- The American Medical Group Society (AMGA) recently recommended CMS focus on improving accountable care organizations (ACOs) and the Medicare Shared Savings Program (MSSP) rather than put forth a new direct provider contracting (DPC) model.
AMGA submitted the recommendations to CMS Administrator Seema Verma in response to a Request For Information (RFI) seeking stakeholder feedback about whether the federal agency should develop a new DPC model or strengthen the existing MSSP program.
AMGA said CMS should focus on improving MSSP over starting a new primary care initiative.
“While it is encouraging that CMS is interested in developing new models that are based on primary care, patients, providers, and the Medicare program would be better served by building on the considerable investments already made in the ACO program,” said AMGA President and CEO Jerry Penso, MD.
“We’re concerned that if CMS moves forward with a DPC model, it may compromise the MSSP by reducing the number of providers and beneficiaries who participate in a program that is based on the same goals as a potential DPC model,” he continued.
According to CMS, the DPC model would be duplicative of existing CMS models — including MSSP and Comprehensive Primary Care Pulse (CPC+).
“As stated, a DPC demo's goals would also be the same as, or similar to, the MSSP,” wrote Penso in the RFI response. “That is, enhance or improve beneficiary access, reduce administrative burden, and create a better provider revenue stream.”
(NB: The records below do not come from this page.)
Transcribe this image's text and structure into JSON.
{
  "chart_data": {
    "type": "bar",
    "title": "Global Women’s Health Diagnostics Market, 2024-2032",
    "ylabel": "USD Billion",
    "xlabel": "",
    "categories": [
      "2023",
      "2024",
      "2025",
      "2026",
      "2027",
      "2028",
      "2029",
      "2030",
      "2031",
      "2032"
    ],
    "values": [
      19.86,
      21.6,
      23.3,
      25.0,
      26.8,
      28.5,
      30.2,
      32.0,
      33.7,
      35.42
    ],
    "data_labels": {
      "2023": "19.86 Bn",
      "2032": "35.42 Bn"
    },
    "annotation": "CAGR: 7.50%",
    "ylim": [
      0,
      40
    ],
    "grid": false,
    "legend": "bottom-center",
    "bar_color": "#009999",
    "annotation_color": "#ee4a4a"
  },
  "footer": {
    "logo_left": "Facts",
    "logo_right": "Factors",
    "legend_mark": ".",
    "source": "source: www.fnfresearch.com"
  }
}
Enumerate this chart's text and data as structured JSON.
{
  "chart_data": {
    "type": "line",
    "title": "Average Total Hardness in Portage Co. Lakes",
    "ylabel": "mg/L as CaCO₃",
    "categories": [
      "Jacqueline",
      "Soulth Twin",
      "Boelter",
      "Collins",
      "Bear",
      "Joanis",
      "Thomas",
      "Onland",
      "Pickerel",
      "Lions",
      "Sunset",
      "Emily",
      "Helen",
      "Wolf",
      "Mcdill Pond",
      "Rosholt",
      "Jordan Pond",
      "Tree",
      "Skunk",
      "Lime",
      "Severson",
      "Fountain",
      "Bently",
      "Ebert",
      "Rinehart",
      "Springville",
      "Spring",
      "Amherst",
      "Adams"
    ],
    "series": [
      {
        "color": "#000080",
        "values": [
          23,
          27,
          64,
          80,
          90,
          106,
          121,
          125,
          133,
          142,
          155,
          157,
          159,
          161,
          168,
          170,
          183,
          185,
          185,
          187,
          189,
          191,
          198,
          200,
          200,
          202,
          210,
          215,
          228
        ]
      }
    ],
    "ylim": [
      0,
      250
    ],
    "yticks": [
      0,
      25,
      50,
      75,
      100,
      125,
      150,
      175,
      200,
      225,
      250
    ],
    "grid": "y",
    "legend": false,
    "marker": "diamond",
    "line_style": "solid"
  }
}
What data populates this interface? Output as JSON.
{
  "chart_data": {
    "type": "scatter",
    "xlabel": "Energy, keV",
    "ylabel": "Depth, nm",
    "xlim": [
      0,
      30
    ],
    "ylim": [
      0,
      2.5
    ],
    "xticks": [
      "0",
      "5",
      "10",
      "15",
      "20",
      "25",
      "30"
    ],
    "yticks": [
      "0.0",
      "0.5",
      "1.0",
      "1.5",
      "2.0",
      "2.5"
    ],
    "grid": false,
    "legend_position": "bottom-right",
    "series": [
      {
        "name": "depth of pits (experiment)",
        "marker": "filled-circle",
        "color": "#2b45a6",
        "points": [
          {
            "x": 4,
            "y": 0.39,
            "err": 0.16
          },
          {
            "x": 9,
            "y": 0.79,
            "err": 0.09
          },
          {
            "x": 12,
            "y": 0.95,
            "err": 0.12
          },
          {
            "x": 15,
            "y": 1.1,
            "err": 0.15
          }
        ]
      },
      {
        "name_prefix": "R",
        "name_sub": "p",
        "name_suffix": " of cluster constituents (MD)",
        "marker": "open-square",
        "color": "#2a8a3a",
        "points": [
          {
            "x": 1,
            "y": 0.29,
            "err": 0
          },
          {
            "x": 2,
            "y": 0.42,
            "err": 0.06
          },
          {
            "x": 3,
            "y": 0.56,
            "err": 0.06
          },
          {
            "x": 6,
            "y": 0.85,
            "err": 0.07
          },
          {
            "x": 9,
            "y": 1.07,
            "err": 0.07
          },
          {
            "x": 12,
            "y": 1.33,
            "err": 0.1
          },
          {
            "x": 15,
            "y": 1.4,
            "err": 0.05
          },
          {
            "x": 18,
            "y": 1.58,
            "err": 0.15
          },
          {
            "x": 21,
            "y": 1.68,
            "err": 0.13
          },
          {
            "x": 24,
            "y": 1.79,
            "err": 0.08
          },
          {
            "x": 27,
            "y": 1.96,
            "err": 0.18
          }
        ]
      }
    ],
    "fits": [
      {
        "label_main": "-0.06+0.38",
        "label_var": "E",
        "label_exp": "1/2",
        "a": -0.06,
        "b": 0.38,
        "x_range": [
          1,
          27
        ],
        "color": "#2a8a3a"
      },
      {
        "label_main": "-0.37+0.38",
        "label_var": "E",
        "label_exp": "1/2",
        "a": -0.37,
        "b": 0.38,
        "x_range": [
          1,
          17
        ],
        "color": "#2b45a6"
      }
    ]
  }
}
“The providers serving more than 10 million Medicare beneficiaries in the MSSP are invested in the ACO model and recognize there are flaws in the program that need to be addressed,” continued Penso. “Financial benchmarking, risk adjustment, and quality measurement still need improvement. Reforms should be made in the context of existing programs, rather than a new, rather redundant model.”
Along these lines, AMGA suggested the advancements in care delivery and payment envisioned in a DPC model could likewise be tested in MSSP or the CPC+ demonstration.
Specifically, AMGA stated CMS could test innovations — including fixed beneficiary payments per month and modifications to claims submission processes — through MSSP and ACO demonstrations.
AMGA also expressed concern that proposing a DPC demonstration could have a negative effect on MSSP.
“A DPC demo poses lost opportunity costs to the ACO program,” explained Penso. “Fielding a similar primary care demonstration will likely, if not undoubtedly, reduce the number of assignable MSSP beneficiaries as well as the number of beneficiaries who voluntary attest to participate in an ACO. It also runs the risk of dampening provider interest in the MSSP.”
Ultimately, AMGA stated that MSSP needs to be reformed regardless of whether CMS launches a new DPC model.
“While certainly not the focus of this RFI, there are several recognized improvements that need to be made to improve MSSP provider participation and performance success,” stated Penso.
AMGA said MSSP is in need of refinements and improvements in several areas including financial benchmarks, risk adjustment, quality performance measurement, beneficiary incentives, and payment waivers.
As part of AMGA’s RFI response, the group submitted additional comments addressing potential problems that could arise if CMS chose to launch a DPC model rather than improve MSSP and ACOs.
“In our experience the administrative and clinical competencies CMS requires in order to participate in a CMMI demonstration likely far exceed those currently participating in commercial direct provider contracts or other small and/or independent providers who have to date held an interest in the model,” concluded Penso.